Shaping Sound and Society
Title | Shaping Sound and Society PDF eBook |
Author | Stephen Cottrell |
Publisher | Taylor & Francis |
Pages | 306 |
Release | 2023-09-13 |
Genre | Music |
ISBN | 1000928969 |
This volume brings together leading voices from the new wave of research on musical instruments to consider how we can connect the material aspects of instruments with their social function, approaches that have been otherwise too frequently separated in musical scholarship. Shaping Sound and Society: The Cultural Study of Musical Instruments locates the instruments at the centre of cultural interactions. With contributions from ten scholars spanning a variety of methodologies and a wide range of both contemporary and historic music cultures, the volume is divided into three sections. Contributors discuss the relationships between makers, performers, and their local communities; the different meanings that instruments accrue as they travel over time and place; and the manner in which instruments throw new light on historic music cultures. Alongside the scholarly chapters, the volume also includes a selection of shorter interludes based on interviews with makers of comparatively new instruments, offering further insights into the process of musical instrument innovation. An essential read for students and academics in the fields of music and ethnomusicology, this volume will also interest anyone looking to understand how the cultural interaction of musical instruments is deeply informed and influenced by social, technological, and cultural change.
Cultural Technologies
Title | Cultural Technologies PDF eBook |
Author | Göran Bolin |
Publisher | Routledge |
Pages | 224 |
Release | 2012 |
Genre | History |
ISBN | 0415893119 |
Covering diverse themes such as intellectual property, media and architecture, satellite debris, server farms and search engines, art installations, surveillance, peer-to-peer file-sharing, the construction of techno-history and much more, this book discusses both the culture of technology that we live in today, and culture as technology.

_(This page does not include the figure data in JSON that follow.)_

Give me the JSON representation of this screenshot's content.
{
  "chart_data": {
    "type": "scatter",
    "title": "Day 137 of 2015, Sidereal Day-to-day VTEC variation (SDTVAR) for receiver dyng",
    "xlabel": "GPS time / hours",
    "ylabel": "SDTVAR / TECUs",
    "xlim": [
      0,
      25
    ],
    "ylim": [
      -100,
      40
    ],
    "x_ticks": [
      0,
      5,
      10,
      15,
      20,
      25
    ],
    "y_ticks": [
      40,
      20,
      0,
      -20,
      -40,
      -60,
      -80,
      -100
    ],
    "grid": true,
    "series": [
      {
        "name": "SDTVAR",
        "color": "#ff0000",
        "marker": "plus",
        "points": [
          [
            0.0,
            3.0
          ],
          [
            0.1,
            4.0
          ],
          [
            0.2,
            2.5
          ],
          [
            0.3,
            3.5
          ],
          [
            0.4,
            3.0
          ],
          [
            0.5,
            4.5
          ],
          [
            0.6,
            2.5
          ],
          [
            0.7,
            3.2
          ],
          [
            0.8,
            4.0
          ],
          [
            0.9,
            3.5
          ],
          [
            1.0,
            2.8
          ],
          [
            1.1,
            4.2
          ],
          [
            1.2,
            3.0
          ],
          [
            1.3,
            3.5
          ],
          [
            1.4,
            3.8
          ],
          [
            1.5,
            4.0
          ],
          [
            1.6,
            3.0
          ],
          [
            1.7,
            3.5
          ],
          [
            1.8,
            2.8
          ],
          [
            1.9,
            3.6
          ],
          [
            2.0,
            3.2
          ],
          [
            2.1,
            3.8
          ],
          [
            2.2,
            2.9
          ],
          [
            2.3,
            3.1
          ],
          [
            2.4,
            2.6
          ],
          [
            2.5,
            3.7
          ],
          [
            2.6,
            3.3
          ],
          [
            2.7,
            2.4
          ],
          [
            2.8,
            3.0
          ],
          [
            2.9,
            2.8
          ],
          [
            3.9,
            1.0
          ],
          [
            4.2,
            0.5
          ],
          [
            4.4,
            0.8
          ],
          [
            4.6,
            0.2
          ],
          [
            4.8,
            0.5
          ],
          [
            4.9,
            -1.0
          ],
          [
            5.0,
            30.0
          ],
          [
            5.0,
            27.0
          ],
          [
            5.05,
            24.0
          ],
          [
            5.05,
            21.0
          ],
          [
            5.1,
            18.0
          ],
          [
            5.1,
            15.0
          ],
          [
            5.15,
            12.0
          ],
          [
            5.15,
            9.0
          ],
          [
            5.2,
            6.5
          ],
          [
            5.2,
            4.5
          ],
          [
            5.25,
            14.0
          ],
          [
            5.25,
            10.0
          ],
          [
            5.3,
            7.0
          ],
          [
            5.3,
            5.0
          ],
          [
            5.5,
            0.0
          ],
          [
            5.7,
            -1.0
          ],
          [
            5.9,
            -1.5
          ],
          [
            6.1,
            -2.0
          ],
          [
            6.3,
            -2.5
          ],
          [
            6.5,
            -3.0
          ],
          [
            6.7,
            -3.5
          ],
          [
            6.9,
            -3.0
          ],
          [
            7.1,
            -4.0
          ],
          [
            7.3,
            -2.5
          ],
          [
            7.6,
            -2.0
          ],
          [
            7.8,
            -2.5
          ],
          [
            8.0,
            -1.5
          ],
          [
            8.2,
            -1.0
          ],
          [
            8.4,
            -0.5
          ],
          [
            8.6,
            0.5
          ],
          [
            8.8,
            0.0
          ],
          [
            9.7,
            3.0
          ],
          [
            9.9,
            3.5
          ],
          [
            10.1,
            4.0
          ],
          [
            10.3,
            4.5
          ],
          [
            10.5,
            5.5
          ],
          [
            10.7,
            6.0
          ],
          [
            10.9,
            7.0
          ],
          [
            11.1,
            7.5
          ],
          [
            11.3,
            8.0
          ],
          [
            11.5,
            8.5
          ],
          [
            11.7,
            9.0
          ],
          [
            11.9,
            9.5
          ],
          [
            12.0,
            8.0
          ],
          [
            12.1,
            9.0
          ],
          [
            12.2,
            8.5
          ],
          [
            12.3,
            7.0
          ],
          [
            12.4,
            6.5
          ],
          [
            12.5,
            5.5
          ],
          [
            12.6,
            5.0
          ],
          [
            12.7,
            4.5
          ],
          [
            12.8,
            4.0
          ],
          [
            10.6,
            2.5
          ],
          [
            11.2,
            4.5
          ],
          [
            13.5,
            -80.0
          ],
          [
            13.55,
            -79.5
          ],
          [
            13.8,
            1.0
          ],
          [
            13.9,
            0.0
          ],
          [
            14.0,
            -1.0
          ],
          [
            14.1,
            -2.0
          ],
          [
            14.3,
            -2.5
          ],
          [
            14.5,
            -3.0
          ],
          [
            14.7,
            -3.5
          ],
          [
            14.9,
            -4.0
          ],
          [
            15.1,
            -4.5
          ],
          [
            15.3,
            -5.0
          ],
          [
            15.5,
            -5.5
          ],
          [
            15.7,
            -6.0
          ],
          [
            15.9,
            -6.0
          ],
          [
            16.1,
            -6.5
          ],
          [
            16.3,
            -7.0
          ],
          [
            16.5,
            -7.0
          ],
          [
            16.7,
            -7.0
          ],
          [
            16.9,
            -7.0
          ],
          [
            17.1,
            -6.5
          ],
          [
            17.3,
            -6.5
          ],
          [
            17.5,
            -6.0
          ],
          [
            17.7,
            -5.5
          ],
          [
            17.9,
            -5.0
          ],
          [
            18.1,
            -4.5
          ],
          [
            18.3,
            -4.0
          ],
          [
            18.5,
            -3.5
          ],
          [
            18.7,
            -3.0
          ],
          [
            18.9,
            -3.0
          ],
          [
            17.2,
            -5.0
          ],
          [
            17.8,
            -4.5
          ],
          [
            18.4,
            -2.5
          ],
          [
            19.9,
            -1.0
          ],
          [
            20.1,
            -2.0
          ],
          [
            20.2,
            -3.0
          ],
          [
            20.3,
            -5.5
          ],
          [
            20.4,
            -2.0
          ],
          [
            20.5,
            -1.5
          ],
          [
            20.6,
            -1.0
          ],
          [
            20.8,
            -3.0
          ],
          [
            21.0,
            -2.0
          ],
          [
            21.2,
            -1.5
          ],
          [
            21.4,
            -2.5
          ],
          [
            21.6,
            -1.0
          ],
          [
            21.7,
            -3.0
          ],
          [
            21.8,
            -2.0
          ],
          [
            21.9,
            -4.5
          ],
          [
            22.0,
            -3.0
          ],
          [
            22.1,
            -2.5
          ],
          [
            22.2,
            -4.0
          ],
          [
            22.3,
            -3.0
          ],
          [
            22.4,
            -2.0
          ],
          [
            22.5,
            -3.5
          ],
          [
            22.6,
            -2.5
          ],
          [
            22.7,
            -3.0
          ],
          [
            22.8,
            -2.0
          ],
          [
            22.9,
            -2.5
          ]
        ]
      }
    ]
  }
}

Music Learning and Teaching in Culturally and Socially Diverse Contexts
Title | Music Learning and Teaching in Culturally and Socially Diverse Contexts PDF eBook |
Author | Georgina Barton |
Publisher | |
Pages | |
Release | 2018 |
Genre | |
ISBN | 9783319954097 |
Music as Culture
Title | Music as Culture PDF eBook |
Author | Kay Kaufman Shelemay |
Publisher | Garland Publishing |
Pages | 352 |
Release | 1990 |
Genre | Art |
ISBN |
Sound, Society and the Geography of Popular Music
Title | Sound, Society and the Geography of Popular Music PDF eBook |
Author | Dr Ola Johansson |
Publisher | Ashgate Publishing, Ltd. |
Pages | 324 |
Release | 2012-11-28 |
Genre | Science |
ISBN | 1409488365 |
Popular music is a cultural form much rooted in space and place. This book interprets the meaning of music from a spatial perspective and, in doing so it furthers our understanding of broader social relations and trends, including identity, attachment to place, cultural economies, social activism and politics. The book's editors have brought together a team of scholars to discuss the latest innovative thinking on music and its geographies, illustrated with a fascinating range of case studies from the USA, Canada, the Caribbean, Australia and Great Britain.
Sound, Society and the Geography of Popular Music
Title | Sound, Society and the Geography of Popular Music PDF eBook |
Author | Thomas L. Bell |
Publisher | Routledge |
Pages | 320 |
Release | 2016-04-01 |
Genre | Science |
ISBN | 1317052544 |
Popular music is a cultural form much rooted in space and place. This book interprets the meaning of music from a spatial perspective and, in doing so it furthers our understanding of broader social relations and trends, including identity, attachment to place, cultural economies, social activism and politics. The book's editors have brought together a team of scholars to discuss the latest innovative thinking on music and its geographies, illustrated with a fascinating range of case studies from the USA, Canada, the Caribbean, Australia and Great Britain.
George Herbert and Early Modern Musical Culture
Title | George Herbert and Early Modern Musical Culture PDF eBook |
Author | Simon Jackson |
Publisher | Cambridge University Press |
Pages | 283 |
Release | 2022-12-01 |
Genre | Literary Criticism |
ISBN | 1009116916 |
Described by one contemporary as the 'sweet singer of The Temple', George Herbert has long been recognised as a lover of music. Nevertheless, Herbert's own participation in seventeenth-century musical culture has yet to be examined in detail. This is the first extended critical study to situate Herbert's roles as priest, poet and musician in the context of the musico-poetic activities of members of his extended family, from the song culture surrounding William Herbert and Mary Sidney to the philosophy of his eldest brother Edward Herbert of Cherbury. It examines the secular visual music of the Stuart court masque as well as the sacred songs of the church. Arguing that Herbert's reading of Augustine helped to shape his musical thought, it explores the tension between the abstract ideal of music and its practical performance to articulate the distinctive theological insights Herbert derived from the musical culture of his time.